Study of the Effect of Ivacaftor on Lung Clearance Index in Subjects With Cystic Fibrosis and the G551D Mutation

Cystic Fibrosis Clinical Trial

Official title:

A Phase 2, Randomized, Double-Blind, Placebo-Controlled, Crossover Study to Evaluate the Effect of VX-770 on Lung Clearance Index in Subjects With Cystic Fibrosis, the G551D Mutation, and FEV1 >90% Predicted

Clinical Trial Details — Status: Completed

Administrative data

• NCT number: NCT01262352
• Other study ID #: VX10-770-106
• Status: Completed
• Phase: Phase 2
• First received: December 15, 2010
• Last updated: February 4, 2013
• Start date: January 2011
• Est. completion date: November 2011

Study information

• Verified date: February 2013
• Source: Vertex Pharmaceuticals Incorporated
• Contact: n/a
• Is FDA regulated: No
• Health authority: United States: Food and Drug AdministrationUnited Kingdom: Medicines and Healthcare Products Regulatory AgencyCanada: Health Canada
• Study type: Interventional

Clinical Trial Summary

The purpose of this study is to evaluate the effect of ivacaftor (VX-770) on lung clearance index (LCI) in subjects aged 6 years and older with cystic fibrosis (CF) who have the G551D-CFTR mutation on at least 1 allele.

Description:

Currently, limited objective measures are available to quantify lung function in CF patients with mild lung disease.

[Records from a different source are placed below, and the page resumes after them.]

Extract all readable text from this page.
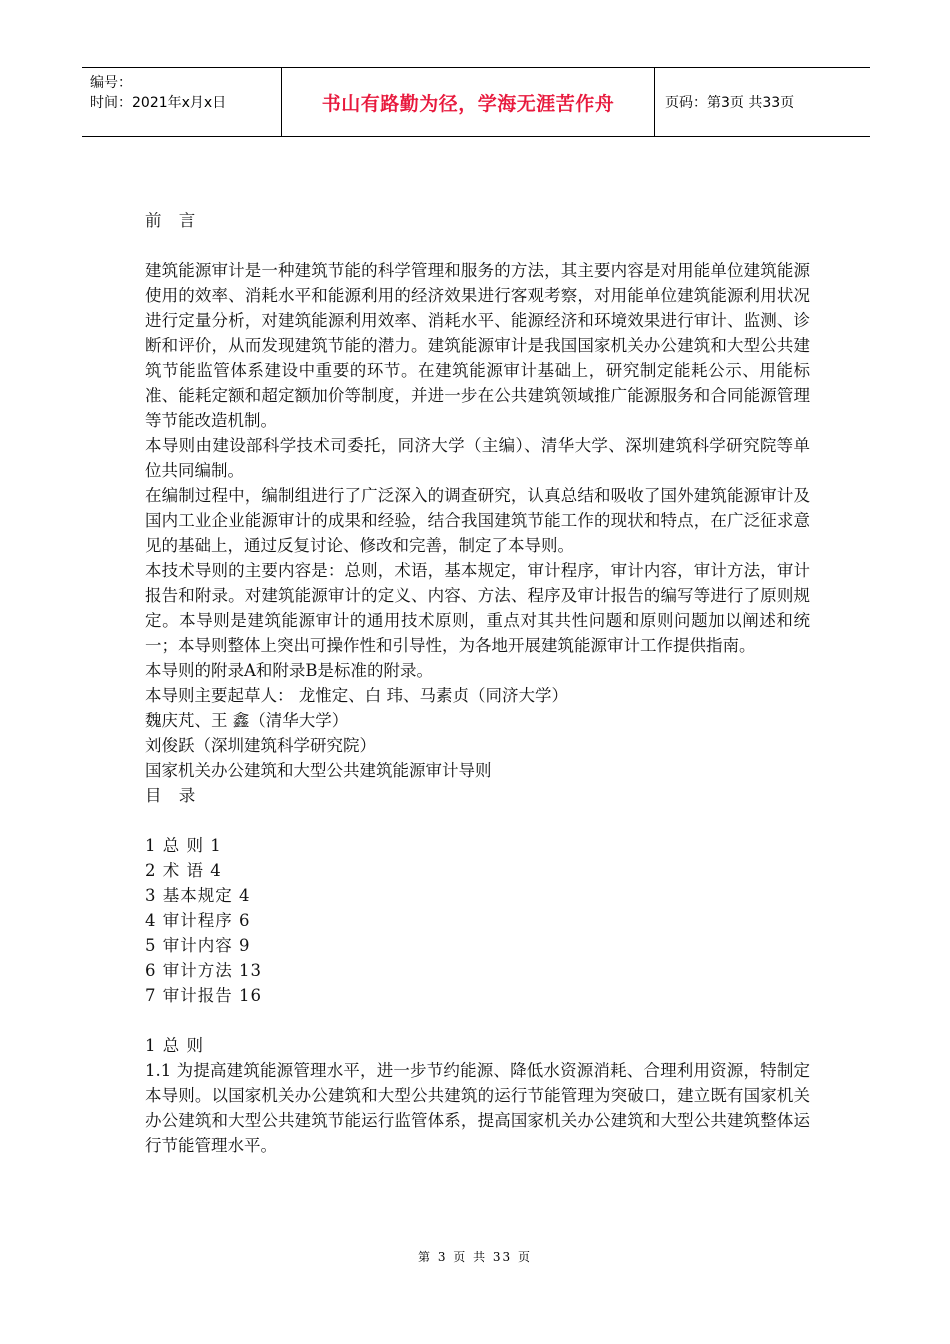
编号：
时间：2021年x月x日	书山有路勤为径，学海无涯苦作舟	页码：第3页 共33页

前 言

建筑能源审计是一种建筑节能的科学管理和服务的方法，其主要内容是对用能单位建筑能源使用的效率、消耗水平和能源利用的经济效果进行客观考察，对用能单位建筑能源利用状况进行定量分析，对建筑能源利用效率、消耗水平、能源经济和环境效果进行审计、监测、诊断和评价，从而发现建筑节能的潜力。建筑能源审计是我国国家机关办公建筑和大型公共建筑节能监管体系建设中重要的环节。在建筑能源审计基础上，研究制定能耗公示、用能标准、能耗定额和超定额加价等制度，并进一步在公共建筑领域推广能源服务和合同能源管理等节能改造机制。

本导则由建设部科学技术司委托，同济大学（主编）、清华大学、深圳建筑科学研究院等单位共同编制。

在编制过程中，编制组进行了广泛深入的调查研究，认真总结和吸收了国外建筑能源审计及国内工业企业能源审计的成果和经验，结合我国建筑节能工作的现状和特点，在广泛征求意见的基础上，通过反复讨论、修改和完善，制定了本导则。

本技术导则的主要内容是：总则，术语，基本规定，审计程序，审计内容，审计方法，审计报告和附录。对建筑能源审计的定义、内容、方法、程序及审计报告的编写等进行了原则规定。本导则是建筑能源审计的通用技术原则，重点对其共性问题和原则问题加以阐述和统一；本导则整体上突出可操作性和引导性，为各地开展建筑能源审计工作提供指南。

本导则的附录A和附录B是标准的附录。

本导则主要起草人： 龙惟定、白 玮、马素贞（同济大学）

魏庆芃、王 鑫（清华大学）

刘俊跃（深圳建筑科学研究院）

国家机关办公建筑和大型公共建筑能源审计导则

目 录

1 总 则 1

2 术 语 4

3 基本规定 4

4 审计程序 6

5 审计内容 9

6 审计方法 13

7 审计报告 16

1 总 则

1.1 为提高建筑能源管理水平，进一步节约能源、降低水资源消耗、合理利用资源，特制定本导则。以国家机关办公建筑和大型公共建筑的运行节能管理为突破口，建立既有国家机关办公建筑和大型公共建筑节能运行监管体系，提高国家机关办公建筑和大型公共建筑整体运行节能管理水平。

第 3 页 共 33 页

Lung clearance index (LCI) derived from inert gas multiple-breath washout (MBW) testing hold considerable promise to evaluate early lung disease as studies have detected abnormalities in a high percentage of CF patients with normal spirometry in both infants and children.

This study explored the effect of ivacaftor on LCI and the efficacy of ivacaftor on other clinical and biomarker endpoints of CF lung disease in subjects aged 6 years and older with CF who have the G551D-CFTR mutation on at least 1 allele.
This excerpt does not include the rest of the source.